É impossível saber quanto cada emissora receberá por isso. O governo se resume a publicar uma estimativa de quanto será a isenção total para o ano e não detalha quanto desse dinheiro vai para cada empresa. Esses valores somam até R$ 6,6 bilhões desde 2002, quando os dados começaram a ser disponibilizados pela Receita.

 

Os candidatos não podem comprar espaço para propaganda na televisão, a exemplo de empresas e outros anunciantes. Para que eles possam aparecer em rede nacional, o próprio governo age como um bom anunciante para cada uma das emissoras.

 

De uma pequena rádio do interior à Rede Globo, todas emissoras do país ganham para ceder espaço a candidatos e partidos todos os anos. Quando não há eleição, rádios e TVs recebiam pela propaganda partidária, que deixou de ser exibida desde o início deste ano. Nos anos pares, o valor dispara com a exibição dos candidatos no horário eleitoral: no ano passado, a Receita repassou R$ 335 milhões aos partidos.

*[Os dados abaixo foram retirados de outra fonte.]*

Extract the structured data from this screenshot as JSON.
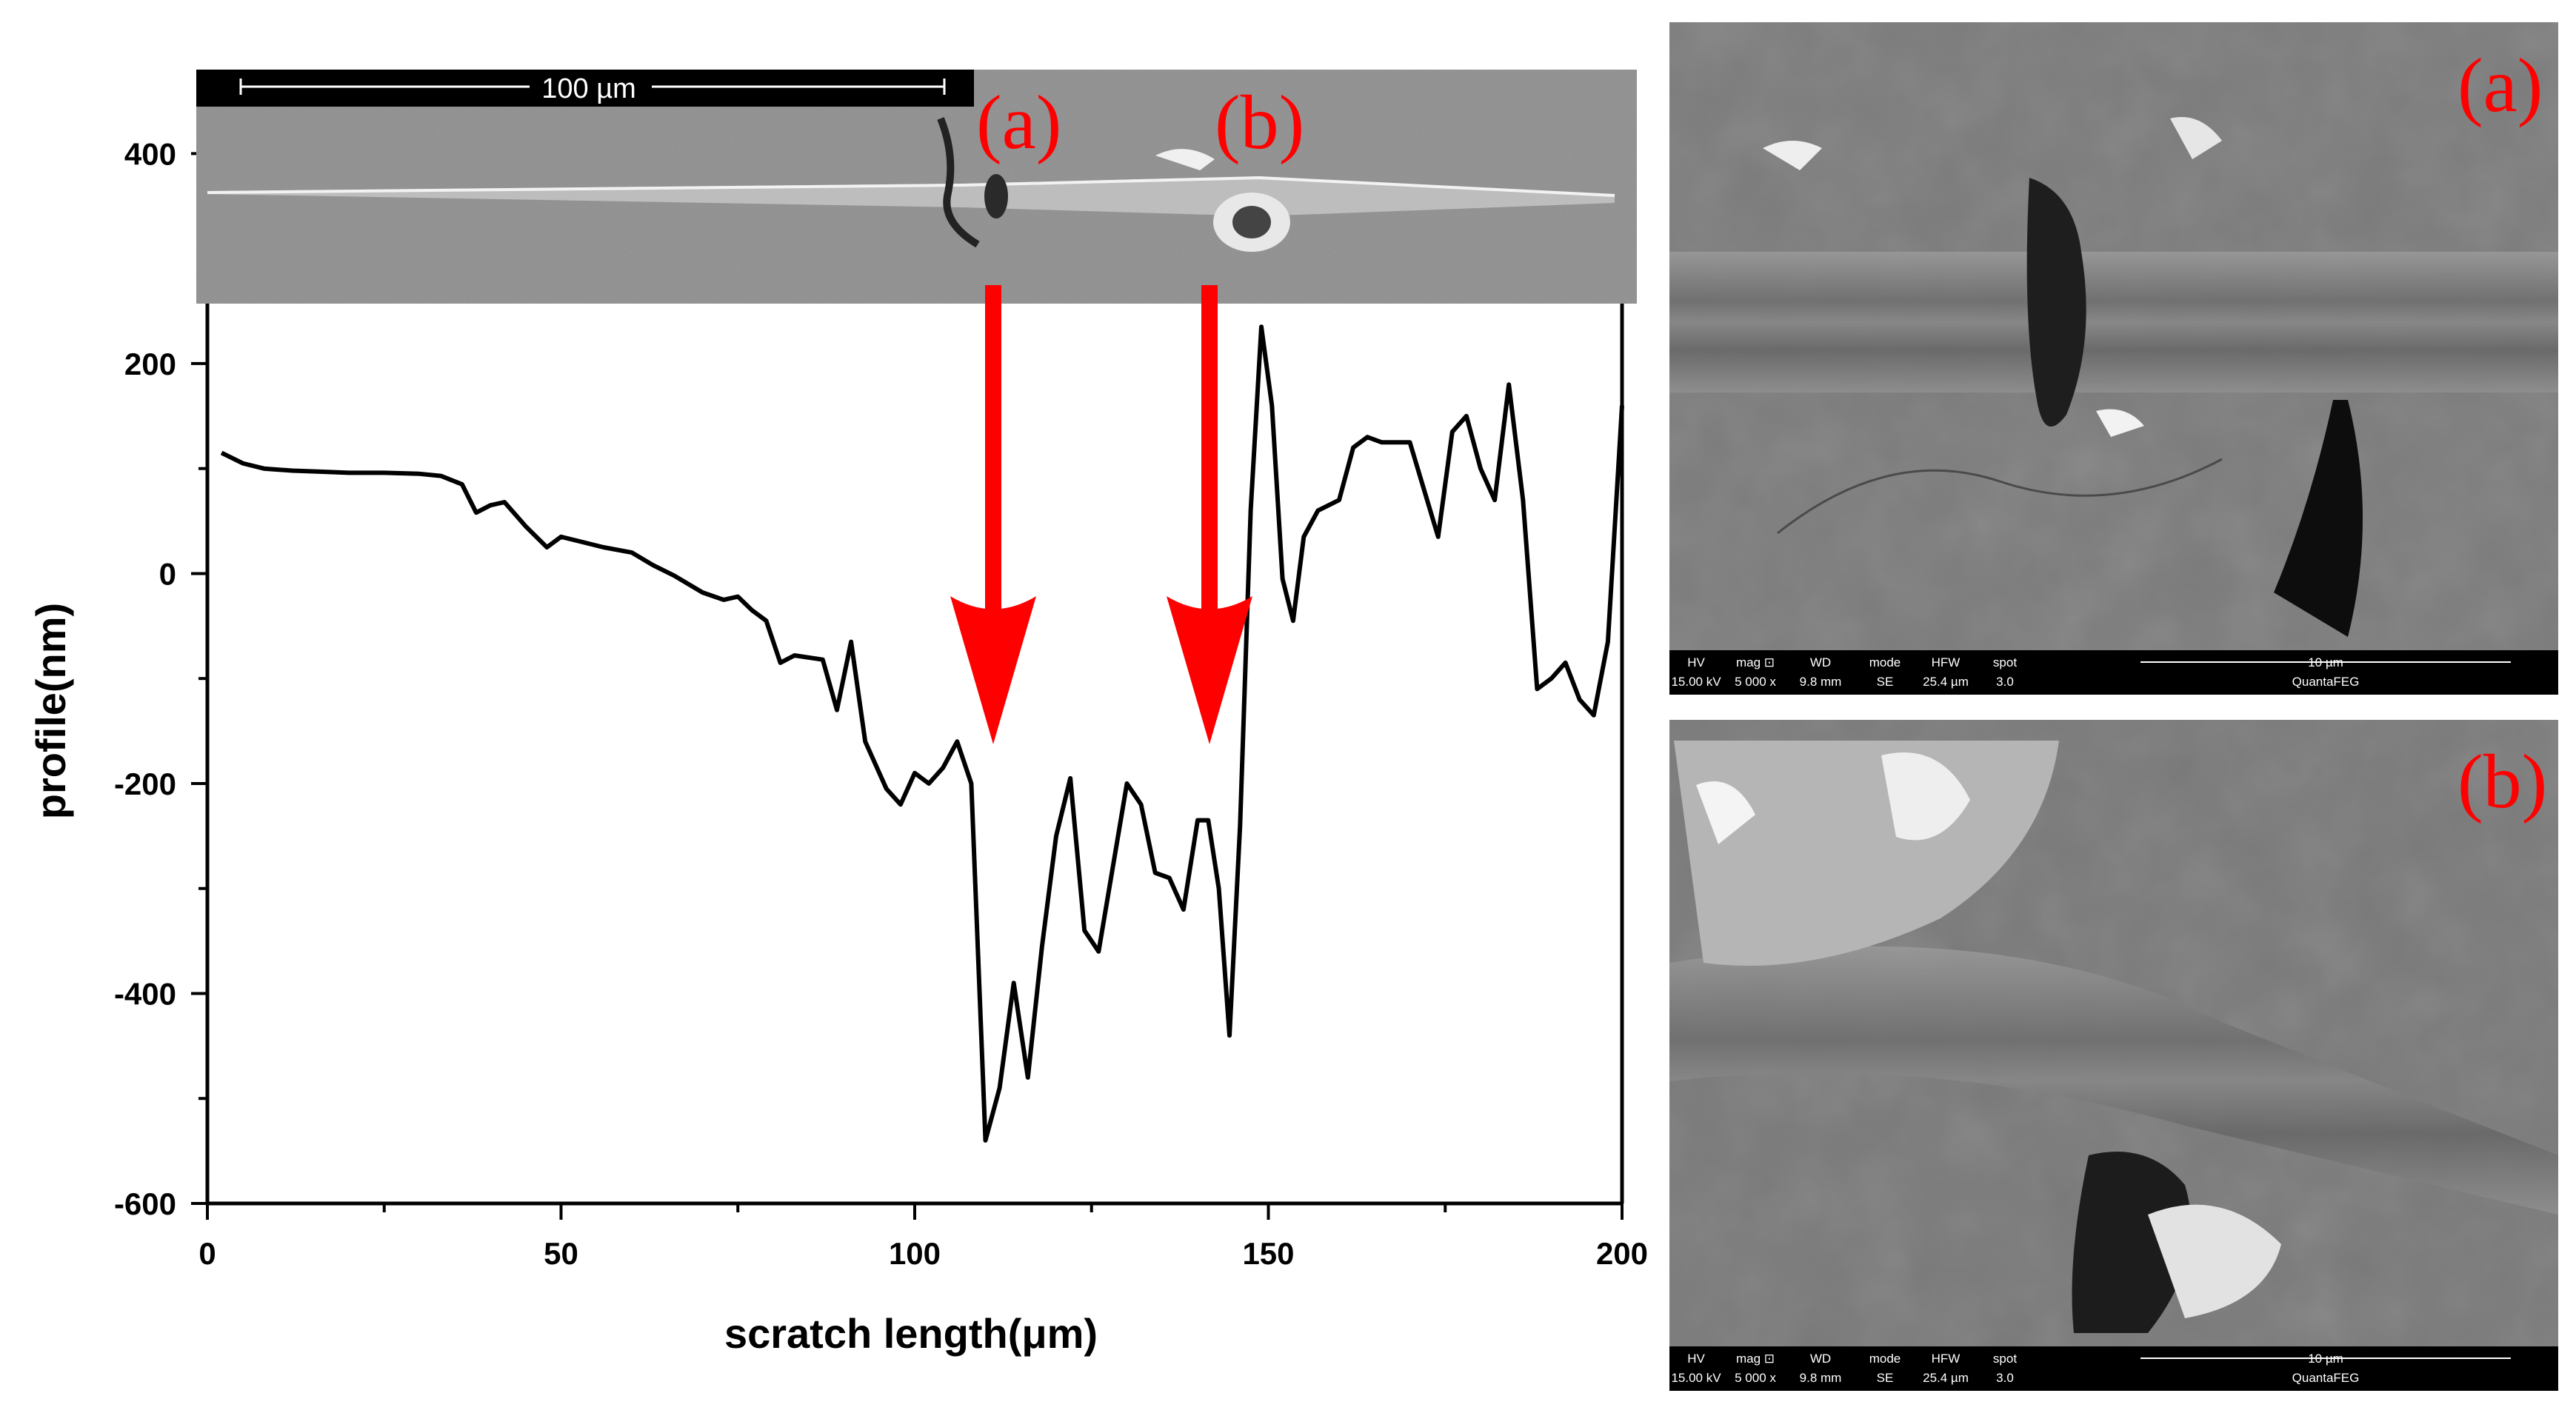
{
  "chart_data": {
    "type": "line",
    "title": "",
    "xlabel": "scratch length(μm)",
    "ylabel": "profile(nm)",
    "xlim": [
      0,
      200
    ],
    "ylim": [
      -600,
      480
    ],
    "x_ticks": [
      "0",
      "50",
      "100",
      "150",
      "200"
    ],
    "y_ticks": [
      "400",
      "200",
      "0",
      "-200",
      "-400",
      "-600"
    ],
    "grid": false,
    "series": [
      {
        "name": "",
        "color": "#000000",
        "x": [
          2,
          5,
          8,
          12,
          16,
          20,
          25,
          30,
          33,
          36,
          38,
          40,
          42,
          45,
          48,
          50,
          53,
          56,
          60,
          63,
          66,
          70,
          73,
          75,
          77,
          79,
          81,
          83,
          85,
          87,
          89,
          91,
          93,
          96,
          98,
          100,
          102,
          104,
          106,
          108,
          110,
          112,
          114,
          116,
          118,
          120,
          122,
          124,
          126,
          128,
          130,
          132,
          134,
          136,
          138,
          140,
          141.5,
          143,
          144.5,
          146,
          147.5,
          149,
          150.5,
          152,
          153.5,
          155,
          157,
          160,
          162,
          164,
          166,
          168,
          170,
          172,
          174,
          176,
          178,
          180,
          182,
          184,
          186,
          188,
          190,
          192,
          194,
          196,
          198,
          200
        ],
        "y": [
          115,
          105,
          100,
          98,
          97,
          96,
          96,
          95,
          93,
          85,
          58,
          65,
          68,
          45,
          25,
          35,
          30,
          25,
          20,
          8,
          -2,
          -18,
          -25,
          -22,
          -35,
          -45,
          -85,
          -78,
          -80,
          -82,
          -130,
          -65,
          -160,
          -205,
          -220,
          -190,
          -200,
          -185,
          -160,
          -200,
          -540,
          -490,
          -390,
          -480,
          -355,
          -250,
          -195,
          -340,
          -360,
          -280,
          -200,
          -220,
          -285,
          -290,
          -320,
          -235,
          -235,
          -300,
          -440,
          -240,
          60,
          235,
          160,
          -5,
          -45,
          35,
          60,
          70,
          120,
          130,
          125,
          125,
          125,
          80,
          35,
          135,
          150,
          100,
          70,
          180,
          70,
          -110,
          -100,
          -85,
          -120,
          -135,
          -65,
          160
        ]
      }
    ],
    "annotations": [
      "(a)",
      "(b)"
    ]
  },
  "insets": {
    "overview_scalebar": "100 µm",
    "label_a": "(a)",
    "label_b": "(b)"
  },
  "sem_micrographs": [
    {
      "label": "(a)",
      "footer_headers": [
        "HV",
        "mag ⊡",
        "WD",
        "mode",
        "HFW",
        "spot"
      ],
      "footer_values": [
        "15.00 kV",
        "5 000 x",
        "9.8 mm",
        "SE",
        "25.4 µm",
        "3.0"
      ],
      "scalebar": "10 µm",
      "instrument": "QuantaFEG"
    },
    {
      "label": "(b)",
      "footer_headers": [
        "HV",
        "mag ⊡",
        "WD",
        "mode",
        "HFW",
        "spot"
      ],
      "footer_values": [
        "15.00 kV",
        "5 000 x",
        "9.8 mm",
        "SE",
        "25.4 µm",
        "3.0"
      ],
      "scalebar": "10 µm",
      "instrument": "QuantaFEG"
    }
  ],
  "colors": {
    "arrow": "#ff0000",
    "label": "#ff0000",
    "line": "#000000"
  }
}
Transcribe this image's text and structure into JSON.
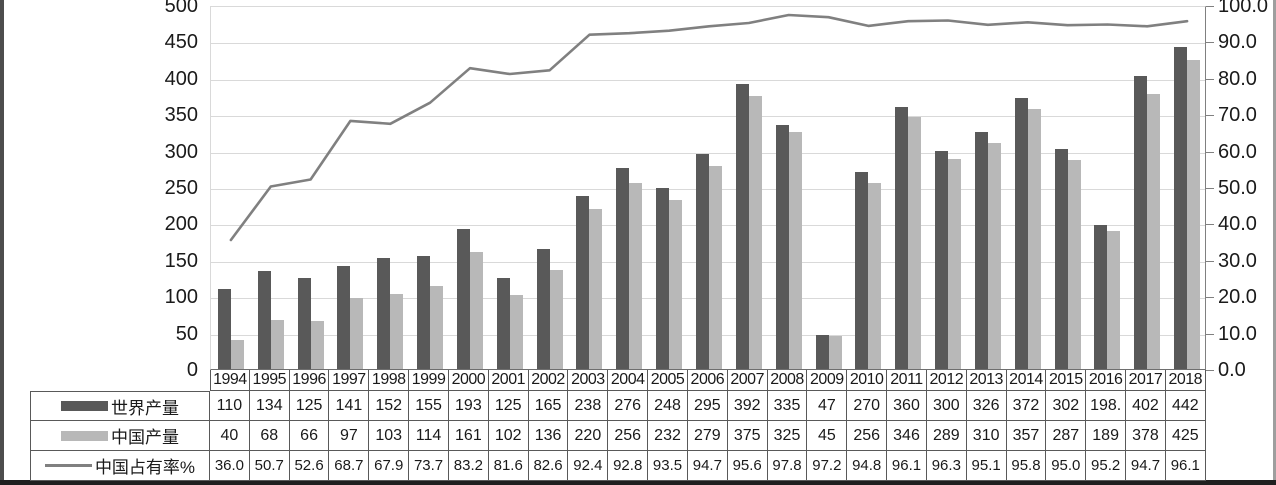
{
  "chart_data": {
    "type": "bar",
    "note": "grouped bar chart (left axis) with line overlay (right axis), data table with legend below",
    "categories": [
      "1994",
      "1995",
      "1996",
      "1997",
      "1998",
      "1999",
      "2000",
      "2001",
      "2002",
      "2003",
      "2004",
      "2005",
      "2006",
      "2007",
      "2008",
      "2009",
      "2010",
      "2011",
      "2012",
      "2013",
      "2014",
      "2015",
      "2016",
      "2017",
      "2018"
    ],
    "series": [
      {
        "name": "世界产量",
        "type": "bar",
        "color": "#595959",
        "axis": "left",
        "values": [
          "110",
          "134",
          "125",
          "141",
          "152",
          "155",
          "193",
          "125",
          "165",
          "238",
          "276",
          "248",
          "295",
          "392",
          "335",
          "47",
          "270",
          "360",
          "300",
          "326",
          "372",
          "302",
          "198.",
          "402",
          "442"
        ]
      },
      {
        "name": "中国产量",
        "type": "bar",
        "color": "#b8b8b8",
        "axis": "left",
        "values": [
          "40",
          "68",
          "66",
          "97",
          "103",
          "114",
          "161",
          "102",
          "136",
          "220",
          "256",
          "232",
          "279",
          "375",
          "325",
          "45",
          "256",
          "346",
          "289",
          "310",
          "357",
          "287",
          "189",
          "378",
          "425"
        ]
      },
      {
        "name": "中国占有率%",
        "type": "line",
        "color": "#808080",
        "axis": "right",
        "values": [
          "36.0",
          "50.7",
          "52.6",
          "68.7",
          "67.9",
          "73.7",
          "83.2",
          "81.6",
          "82.6",
          "92.4",
          "92.8",
          "93.5",
          "94.7",
          "95.6",
          "97.8",
          "97.2",
          "94.8",
          "96.1",
          "96.3",
          "95.1",
          "95.8",
          "95.0",
          "95.2",
          "94.7",
          "96.1"
        ]
      }
    ],
    "left_axis": {
      "min": 0,
      "max": 500,
      "step": 50,
      "tick_labels": [
        "500",
        "450",
        "400",
        "350",
        "300",
        "250",
        "200",
        "150",
        "100",
        "50",
        "0"
      ]
    },
    "right_axis": {
      "min": 0,
      "max": 100,
      "step": 10,
      "tick_labels": [
        "100.0",
        "90.0",
        "80.0",
        "70.0",
        "60.0",
        "50.0",
        "40.0",
        "30.0",
        "20.0",
        "10.0",
        "0.0"
      ]
    },
    "grid": true,
    "legend_position": "table-rows-left",
    "colors": {
      "gridline": "#d9d9d9",
      "axis_line": "#6e6e6e",
      "table_border": "#595959",
      "text": "#1a1a1a"
    }
  }
}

Neste ano, o total é quase três vezes esse valor.

 

A lei eleitoral prevê como o espaço publicitário deve ser pago: 80% das tabelas de preços estipuladas pelos próprios veículos, o que vale tanto para as duas propagandas diárias de dez minutos quanto para as inserções menores distribuídas ao longo do dia. Esse valor é convertido em isenções no imposto de renda das empresas.

 

Receita alega sigilo fiscal

 

Desde 2012, venho tentando descobrir quanto cada emissora recebe pelo horário eleitoral por meio da Lei de Acesso à Informação, mas a Receita tem negado meus pedidos. O órgão usou um trecho do Código Tributário Nacional de 1966, segundo o qual não é permitido divulgar qualquer informação sobre “a situação econômica ou financeira” de empresas, para negar meu pedido.

 

Em outra tentativa de obter esses documentos, em 2014, o caso chegou a Controladoria Geral da União, órgão responsável por decidir questões controversas da lei de acesso à informação. Argumentei que não seria necessário divulgar quanto uma emissora paga de impostos, mas somente quanto deixa de pagar com o espaço reservado aos políticos. Logo, informações sensíveis não seriam divulgadas.

 

A CGU negou. O argumento foi que o valor da renúncia fiscal é proporcional ao faturamento da emissora. Assim, a divulgação dos dados seria uma forma de ferir o sigilo fiscal das empresas. Negativas posteriores continuaram na mesma linha de argumentação. Uma busca no portal da CGU mostra que outras pessoas fizeram mais tentativas de obter esses dados, mas esbarraram no mesmo problema.

 

Neste mês, a Receita negou um novo pedido que fiz para obter os dados detalhados. Além dos argumentos anteriores, alegou que dividir os dados por emissora exigiria “trabalho adicional”, uma exceção prevista na lei de acesso.

 

Hoje, existe somente uma pista de como esse dinheiro é distribuído. Em seus relatórios, a Receita mostra a distribuição da isenção por região do país. As emissoras da região sudeste recebem a esmagadora maioria dessa verba. Enquanto todas as emissoras do norte do país recebem menos de um por cento desse dinheiro, as emissoras do sudeste recebem 67% dele, em um total de R$ 697 milhões de reais.

 

Quais emissoras e quanto dinheiro, ao menos por enquanto, é impossível saber.